Not every state reports voters by party affiliation. Of those that do, 174 people have voted, with 93 Democrats, 63 Republicans, and 18 unaffiliated or minor party voters having cast ballots, the data show.
Even fewer states report gender data, but the tracker shows that women have overwhelmingly cast early ballots so far. About 73.3 percent of early ballots were cast by women, with 20 percent cast by men, and 6.7 percent marked “unknown.”
Broken down by age, 35 percent of early voters were aged 41–65, about 23 percent were over 65, 40 percent were 26–40, and 19 percent were in the 18–25 age range, according to the tracking site.
“As of now, states are only reporting mail ballot request statistics. In some states, these statistics are drawn from ballot request data files, and in others—such as the all-mail ballot states—they are implied by the most recent counts of active registered voters,” the UF Tracker site noted.
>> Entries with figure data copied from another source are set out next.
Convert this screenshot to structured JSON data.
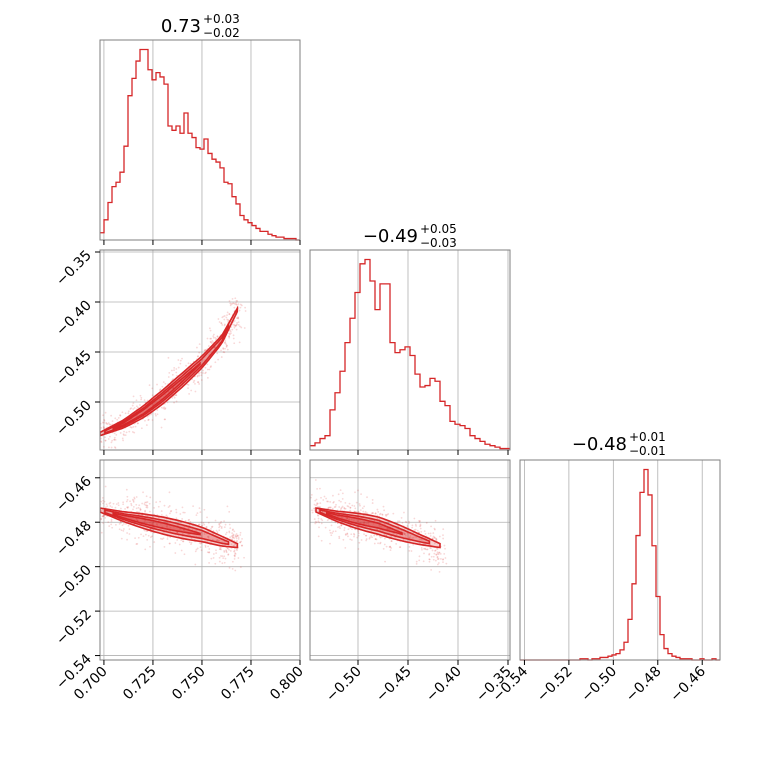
{
  "chart_data": {
    "type": "corner",
    "color": "#d62728",
    "parameters": [
      {
        "title_value": "0.73",
        "title_plus": "+0.03",
        "title_minus": "−0.02",
        "range": [
          0.698,
          0.8
        ],
        "ticks": [
          0.7,
          0.725,
          0.75,
          0.775,
          0.8
        ],
        "tick_labels": [
          "0.700",
          "0.725",
          "0.750",
          "0.775",
          "0.800"
        ],
        "hist_edges": [
          0.698,
          0.8
        ],
        "hist_counts": [
          5,
          14,
          26,
          37,
          40,
          47,
          65,
          100,
          112,
          124,
          132,
          132,
          118,
          111,
          116,
          113,
          108,
          79,
          76,
          79,
          74,
          88,
          74,
          71,
          64,
          63,
          70,
          60,
          56,
          54,
          50,
          40,
          39,
          30,
          25,
          17,
          14,
          12,
          10,
          8,
          6,
          6,
          4,
          3,
          2,
          2,
          1,
          1,
          1,
          0
        ]
      },
      {
        "title_value": "−0.49",
        "title_plus": "+0.05",
        "title_minus": "−0.03",
        "range": [
          -0.548,
          -0.348
        ],
        "ticks": [
          -0.5,
          -0.45,
          -0.4,
          -0.35
        ],
        "tick_labels": [
          "−0.50",
          "−0.45",
          "−0.40",
          "−0.35"
        ],
        "y_ticks": [
          -0.5,
          -0.45,
          -0.4,
          -0.35
        ],
        "y_tick_labels": [
          "−0.50",
          "−0.45",
          "−0.40",
          "−0.35"
        ],
        "hist_edges": [
          -0.548,
          -0.348
        ],
        "hist_counts": [
          3,
          5,
          8,
          10,
          28,
          40,
          55,
          75,
          92,
          110,
          130,
          133,
          118,
          98,
          116,
          116,
          75,
          68,
          70,
          72,
          66,
          53,
          44,
          45,
          50,
          48,
          34,
          31,
          20,
          18,
          17,
          15,
          10,
          8,
          6,
          4,
          3,
          2,
          1,
          1
        ]
      },
      {
        "title_value": "−0.48",
        "title_plus": "+0.01",
        "title_minus": "−0.01",
        "range": [
          -0.542,
          -0.452
        ],
        "ticks": [
          -0.54,
          -0.52,
          -0.5,
          -0.48,
          -0.46
        ],
        "tick_labels": [
          "−0.54",
          "−0.52",
          "−0.50",
          "−0.48",
          "−0.46"
        ],
        "y_ticks": [
          -0.54,
          -0.52,
          -0.5,
          -0.48,
          -0.46
        ],
        "y_tick_labels": [
          "−0.54",
          "−0.52",
          "−0.50",
          "−0.48",
          "−0.46"
        ],
        "hist_edges": [
          -0.542,
          -0.452
        ],
        "hist_counts": [
          0,
          0,
          0,
          0,
          0,
          0,
          0,
          0,
          0,
          0,
          0,
          0,
          0,
          0,
          0,
          1,
          1,
          0,
          1,
          1,
          2,
          2,
          3,
          4,
          5,
          8,
          14,
          32,
          60,
          98,
          132,
          150,
          130,
          90,
          50,
          20,
          9,
          5,
          3,
          2,
          1,
          1,
          1,
          0,
          0,
          1,
          0,
          0,
          1,
          0
        ]
      }
    ],
    "pairs": [
      {
        "x_param": 0,
        "y_param": 1,
        "ridge": [
          [
            0.698,
            -0.532
          ],
          [
            0.71,
            -0.522
          ],
          [
            0.72,
            -0.51
          ],
          [
            0.73,
            -0.495
          ],
          [
            0.74,
            -0.478
          ],
          [
            0.75,
            -0.46
          ],
          [
            0.76,
            -0.438
          ],
          [
            0.768,
            -0.408
          ]
        ],
        "width": 0.004
      },
      {
        "x_param": 0,
        "y_param": 2,
        "ridge": [
          [
            0.698,
            -0.4745
          ],
          [
            0.71,
            -0.4775
          ],
          [
            0.72,
            -0.4795
          ],
          [
            0.73,
            -0.4815
          ],
          [
            0.74,
            -0.4835
          ],
          [
            0.75,
            -0.4855
          ],
          [
            0.76,
            -0.4885
          ],
          [
            0.768,
            -0.4905
          ]
        ],
        "width": 0.0022
      },
      {
        "x_param": 1,
        "y_param": 2,
        "ridge": [
          [
            -0.542,
            -0.4745
          ],
          [
            -0.52,
            -0.4775
          ],
          [
            -0.5,
            -0.4795
          ],
          [
            -0.48,
            -0.4815
          ],
          [
            -0.46,
            -0.4845
          ],
          [
            -0.44,
            -0.4875
          ],
          [
            -0.418,
            -0.4905
          ]
        ],
        "width": 0.0022
      }
    ]
  }
}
Meanwhile, about 41.4 million ballots have been requested in states that report mail-in ballots ahead of the Nov. 4 election, the tracking site shows.
Democrats favored mail-in ballots and early in-person voting in 2020, with 44.8 percent opting to cast their ballots that way. About 30 percent of early in-person or mail-in ballots were cast by Republicans, 24 percent were not affiliated with any party, and 0.7 percent were affiliated with a minor party, it shows.
Voting by mail was pushed by a number of state officials across the United States ahead of the previous federal election, in part due to the COVID-19 pandemic and associated lockdowns. Some states, including Pennsylvania, also opted to change their voting laws to expand the process.
Some Republicans, including former President Donald Trump, have said that mail-in balloting can be exploited by fraudsters. Election officials in several Democrat-aligned states said in 2020, however, that there was no fraud that swung the election in the former president’s favor.
North Carolina would have been the first state to mail out its ballots this year, but a court ruling delayed the process. A judge in September ruled that it must reprint ballots before mailing them out to voters after a challenge from independent presidential candidate Robert F. Kennedy, to remove his name from the ballot after he suspended his campaign last month.